An integrated diagenetic and paleomagnetic study of the Haynesville Shale, Harrison County, Texas

Abstract

An integrated diagenetic and paleomagnetic study of the Upper Jurassic Haynesville Shale was undertaken to determine the origin and timing of diagenetic events in this prolific shale-gas unit. Characterization of diagenesis in the Haynesville has not previously been conducted utilizing paleomagnetism. Distinguishing different diagenetic events and their extent within the reservoir has scalable impacts on production within the Haynesville Shale, particularly as related to the presence of natural vertical healed fractures. Two unoriented cores from Harrison County, Texas were sampled, described, and utilized in this study.

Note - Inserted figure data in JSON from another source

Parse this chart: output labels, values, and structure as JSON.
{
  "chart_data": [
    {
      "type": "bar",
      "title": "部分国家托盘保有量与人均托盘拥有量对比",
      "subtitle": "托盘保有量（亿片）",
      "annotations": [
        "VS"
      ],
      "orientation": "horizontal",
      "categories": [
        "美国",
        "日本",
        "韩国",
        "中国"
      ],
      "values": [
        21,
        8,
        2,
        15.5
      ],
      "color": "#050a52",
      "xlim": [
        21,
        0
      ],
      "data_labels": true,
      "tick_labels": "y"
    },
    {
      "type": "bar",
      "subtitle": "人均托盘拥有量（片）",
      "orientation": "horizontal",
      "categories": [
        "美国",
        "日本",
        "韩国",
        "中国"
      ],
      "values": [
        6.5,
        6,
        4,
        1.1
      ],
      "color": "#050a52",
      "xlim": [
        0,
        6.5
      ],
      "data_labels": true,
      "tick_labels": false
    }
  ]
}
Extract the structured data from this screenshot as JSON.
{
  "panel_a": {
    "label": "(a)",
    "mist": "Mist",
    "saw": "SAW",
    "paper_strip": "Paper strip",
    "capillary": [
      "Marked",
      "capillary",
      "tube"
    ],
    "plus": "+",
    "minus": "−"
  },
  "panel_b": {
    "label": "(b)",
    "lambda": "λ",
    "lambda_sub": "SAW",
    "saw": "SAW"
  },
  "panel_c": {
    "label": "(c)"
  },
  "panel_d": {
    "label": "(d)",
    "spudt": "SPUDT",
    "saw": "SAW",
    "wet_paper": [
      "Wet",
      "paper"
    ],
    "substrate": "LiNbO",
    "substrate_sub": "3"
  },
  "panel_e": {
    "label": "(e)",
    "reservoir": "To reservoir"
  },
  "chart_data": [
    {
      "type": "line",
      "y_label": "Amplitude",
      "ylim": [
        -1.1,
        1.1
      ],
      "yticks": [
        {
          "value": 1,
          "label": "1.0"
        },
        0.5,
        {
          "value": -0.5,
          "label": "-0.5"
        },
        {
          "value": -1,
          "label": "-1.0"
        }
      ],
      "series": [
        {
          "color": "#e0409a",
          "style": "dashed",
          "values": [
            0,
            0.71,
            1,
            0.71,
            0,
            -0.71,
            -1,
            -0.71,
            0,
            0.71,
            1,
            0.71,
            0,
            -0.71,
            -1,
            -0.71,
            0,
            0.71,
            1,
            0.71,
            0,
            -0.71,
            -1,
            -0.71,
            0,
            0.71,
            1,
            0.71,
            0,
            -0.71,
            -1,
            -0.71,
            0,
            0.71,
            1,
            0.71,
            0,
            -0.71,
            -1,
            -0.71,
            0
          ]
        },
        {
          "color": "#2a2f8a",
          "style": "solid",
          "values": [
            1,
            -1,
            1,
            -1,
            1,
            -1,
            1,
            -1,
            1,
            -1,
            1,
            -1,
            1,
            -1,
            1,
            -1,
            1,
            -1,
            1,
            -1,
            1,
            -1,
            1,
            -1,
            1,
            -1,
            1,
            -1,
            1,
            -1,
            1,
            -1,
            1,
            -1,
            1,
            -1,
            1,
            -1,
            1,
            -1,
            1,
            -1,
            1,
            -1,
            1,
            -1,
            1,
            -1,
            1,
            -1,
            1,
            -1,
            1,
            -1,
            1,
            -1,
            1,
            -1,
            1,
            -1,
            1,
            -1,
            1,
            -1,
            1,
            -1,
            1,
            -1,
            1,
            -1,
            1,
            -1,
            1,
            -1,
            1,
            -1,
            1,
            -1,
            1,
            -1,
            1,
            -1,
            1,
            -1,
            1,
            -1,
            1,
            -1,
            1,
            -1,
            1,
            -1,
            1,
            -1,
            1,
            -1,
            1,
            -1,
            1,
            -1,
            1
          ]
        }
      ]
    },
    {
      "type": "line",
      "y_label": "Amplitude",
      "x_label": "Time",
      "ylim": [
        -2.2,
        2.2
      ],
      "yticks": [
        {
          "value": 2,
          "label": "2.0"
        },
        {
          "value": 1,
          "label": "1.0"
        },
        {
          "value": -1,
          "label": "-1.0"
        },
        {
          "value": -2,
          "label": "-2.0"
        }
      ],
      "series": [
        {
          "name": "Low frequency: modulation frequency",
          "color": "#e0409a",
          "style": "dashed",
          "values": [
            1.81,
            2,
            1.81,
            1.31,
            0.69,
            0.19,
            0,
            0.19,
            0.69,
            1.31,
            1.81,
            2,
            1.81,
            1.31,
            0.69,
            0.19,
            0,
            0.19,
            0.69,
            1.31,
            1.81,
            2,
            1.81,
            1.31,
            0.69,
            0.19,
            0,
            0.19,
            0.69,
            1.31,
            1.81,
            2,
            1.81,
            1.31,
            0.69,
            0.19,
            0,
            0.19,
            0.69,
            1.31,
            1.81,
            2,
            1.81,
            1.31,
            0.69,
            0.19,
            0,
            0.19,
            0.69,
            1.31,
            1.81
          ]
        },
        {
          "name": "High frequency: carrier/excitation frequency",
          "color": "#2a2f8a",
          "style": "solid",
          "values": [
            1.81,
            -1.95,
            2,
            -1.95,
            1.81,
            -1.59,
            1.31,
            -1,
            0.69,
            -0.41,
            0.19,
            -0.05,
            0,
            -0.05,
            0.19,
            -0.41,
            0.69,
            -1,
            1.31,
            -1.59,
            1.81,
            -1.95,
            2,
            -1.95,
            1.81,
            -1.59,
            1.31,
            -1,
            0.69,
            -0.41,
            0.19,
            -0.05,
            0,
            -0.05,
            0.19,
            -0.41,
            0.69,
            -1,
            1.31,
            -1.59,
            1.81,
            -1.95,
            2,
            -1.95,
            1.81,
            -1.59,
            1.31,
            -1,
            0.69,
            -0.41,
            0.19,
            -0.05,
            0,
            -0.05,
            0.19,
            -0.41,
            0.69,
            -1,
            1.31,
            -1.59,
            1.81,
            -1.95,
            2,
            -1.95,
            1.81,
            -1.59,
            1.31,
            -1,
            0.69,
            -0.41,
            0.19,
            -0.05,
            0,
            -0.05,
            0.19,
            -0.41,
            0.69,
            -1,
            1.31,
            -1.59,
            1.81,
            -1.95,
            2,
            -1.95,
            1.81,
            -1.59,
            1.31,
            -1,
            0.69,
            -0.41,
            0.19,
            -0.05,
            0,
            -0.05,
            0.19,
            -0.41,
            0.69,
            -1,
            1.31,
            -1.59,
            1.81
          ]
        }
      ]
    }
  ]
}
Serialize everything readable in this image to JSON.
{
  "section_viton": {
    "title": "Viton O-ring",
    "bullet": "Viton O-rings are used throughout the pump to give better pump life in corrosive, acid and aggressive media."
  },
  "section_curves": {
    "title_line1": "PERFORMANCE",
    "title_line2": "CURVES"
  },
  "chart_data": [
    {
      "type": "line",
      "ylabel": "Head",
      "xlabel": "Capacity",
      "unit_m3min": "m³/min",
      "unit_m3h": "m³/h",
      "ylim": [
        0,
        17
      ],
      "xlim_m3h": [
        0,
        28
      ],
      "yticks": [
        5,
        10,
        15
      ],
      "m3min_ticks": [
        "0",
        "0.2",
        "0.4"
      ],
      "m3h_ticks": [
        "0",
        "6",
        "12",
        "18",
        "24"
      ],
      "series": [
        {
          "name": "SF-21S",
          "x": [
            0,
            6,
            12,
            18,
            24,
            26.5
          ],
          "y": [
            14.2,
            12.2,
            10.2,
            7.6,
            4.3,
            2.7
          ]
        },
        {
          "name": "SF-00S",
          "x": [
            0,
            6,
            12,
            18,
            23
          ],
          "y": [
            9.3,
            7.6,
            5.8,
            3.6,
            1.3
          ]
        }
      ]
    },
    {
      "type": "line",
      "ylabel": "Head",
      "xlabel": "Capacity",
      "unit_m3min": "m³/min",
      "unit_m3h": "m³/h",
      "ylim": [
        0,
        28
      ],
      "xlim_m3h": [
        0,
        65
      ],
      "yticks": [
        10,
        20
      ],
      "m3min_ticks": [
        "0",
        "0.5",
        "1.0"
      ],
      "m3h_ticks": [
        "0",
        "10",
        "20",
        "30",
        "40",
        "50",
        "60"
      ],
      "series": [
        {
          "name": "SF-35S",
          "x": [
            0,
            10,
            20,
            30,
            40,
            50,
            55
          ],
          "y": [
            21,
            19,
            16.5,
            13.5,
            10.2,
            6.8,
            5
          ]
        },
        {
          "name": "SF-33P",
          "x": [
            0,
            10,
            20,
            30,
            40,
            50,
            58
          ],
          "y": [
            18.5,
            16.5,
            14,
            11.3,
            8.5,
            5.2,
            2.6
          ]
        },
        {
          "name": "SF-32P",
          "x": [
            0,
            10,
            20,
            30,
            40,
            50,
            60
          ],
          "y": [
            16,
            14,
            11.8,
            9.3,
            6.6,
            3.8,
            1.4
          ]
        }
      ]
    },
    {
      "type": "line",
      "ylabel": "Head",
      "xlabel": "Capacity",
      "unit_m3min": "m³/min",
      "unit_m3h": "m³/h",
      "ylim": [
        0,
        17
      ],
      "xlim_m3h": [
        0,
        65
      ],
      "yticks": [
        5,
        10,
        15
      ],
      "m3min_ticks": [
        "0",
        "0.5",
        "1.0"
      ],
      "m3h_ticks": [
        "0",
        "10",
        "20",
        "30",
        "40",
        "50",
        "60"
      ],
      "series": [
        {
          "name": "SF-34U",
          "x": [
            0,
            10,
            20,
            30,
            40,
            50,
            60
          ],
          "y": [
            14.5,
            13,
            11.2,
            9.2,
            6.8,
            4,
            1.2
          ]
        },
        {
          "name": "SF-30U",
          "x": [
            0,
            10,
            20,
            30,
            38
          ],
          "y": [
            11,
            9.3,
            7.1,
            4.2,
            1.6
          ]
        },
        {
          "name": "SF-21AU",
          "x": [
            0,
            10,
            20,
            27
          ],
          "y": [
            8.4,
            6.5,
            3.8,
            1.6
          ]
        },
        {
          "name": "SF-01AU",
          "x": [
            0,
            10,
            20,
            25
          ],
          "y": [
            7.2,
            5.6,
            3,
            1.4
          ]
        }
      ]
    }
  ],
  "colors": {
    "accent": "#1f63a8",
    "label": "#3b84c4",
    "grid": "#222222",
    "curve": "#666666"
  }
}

Five facies were described through petrographic analysis: siliceous mudstone, laminated siliceous mudstone, carbonate-rich mudstone, burrowed mudstone, and dolostone. Scanning electron and transmitting microscope analysis shows a complex paragenetic sequence within these facies and associated healed fractures including the presence of sphalerite, barite, celestite, anhydrite, double terminating quartz, and leucoxene. Horizontal veins are interpreted as early diagenetic events, and vertical veins and brecciation are interpreted as late events. Heterogeneity within vertical veins may indicate multiple activation events and certainly multiple exposures to diagenetic fluids.

Through thermal demagnetization a low temperature component was uncovered with moderate to steep inclinations interpreted as a viscous remanent magnetization (VRM) in a few specimens. An intermediate temperature component (160-320_) with moderate to steep inclinations is interpreted as a chemical remanent magnetization (CRM) residing in pyrrhotite. A higher temperature component (300-480 _ with moderate inclination is also interpreted as a CRM, with magnetization held in magnetite. Low temperature demagnetization resulted in a small decrease in magnetic intensity and in some cases increased maximum unblocking temperatures of the intermediate and higher temperature components. A drilling induced remanent magnetization (DIRM) was ruled out through Q-factor analysis. Inclination values of intermediate and high temperature CRMs from both cores are utilized because few specimens had a well-defined VRM that could be used for core orientation. Inclinations for the CRM residing in magnetite show possible remagnetizations occurring in the Late Jurassic/Early Cretaceous or Late Cretaceous/Middle Cenozoic. The intermediate temperature CRM is a Late Cretaceous to Cenozoic remagnetization. Because the intermediate temperature CRM may have an inclination direction associated with the Cenozoic, core orientation of the Snider A 1-H was attempted through rotating these directions to the present-day direction (0_ Based on the rotation, the magnetite CRM has a good grouping and a Paleogene/Neogene pole position on the apparent polar wander path (APWP). The two cores contain moderate total organic carbon (TOC) values (~2-4 wt%) and the origin of magnetite remanence may be attributed to burial processes such as maturation of organic matter which occurred at ~140 Ma. Other burial processes such as dissolution-reprecipitation of pyrite may have triggered precipitation of authigenic magnetite. Alternatively, late diagenetic basinal fluids could have caused a Paleogene/Neogene remagnetization. A presence/absence test around veins in the cores yielded no conclusive results in regards to basinal remagnetizing fluids. The pyrrhotite remanence is interpreted as forming through thermochemical sulfate reduction (TSR) relating to hydrocarbons perhaps as early as the Late Cretaceous.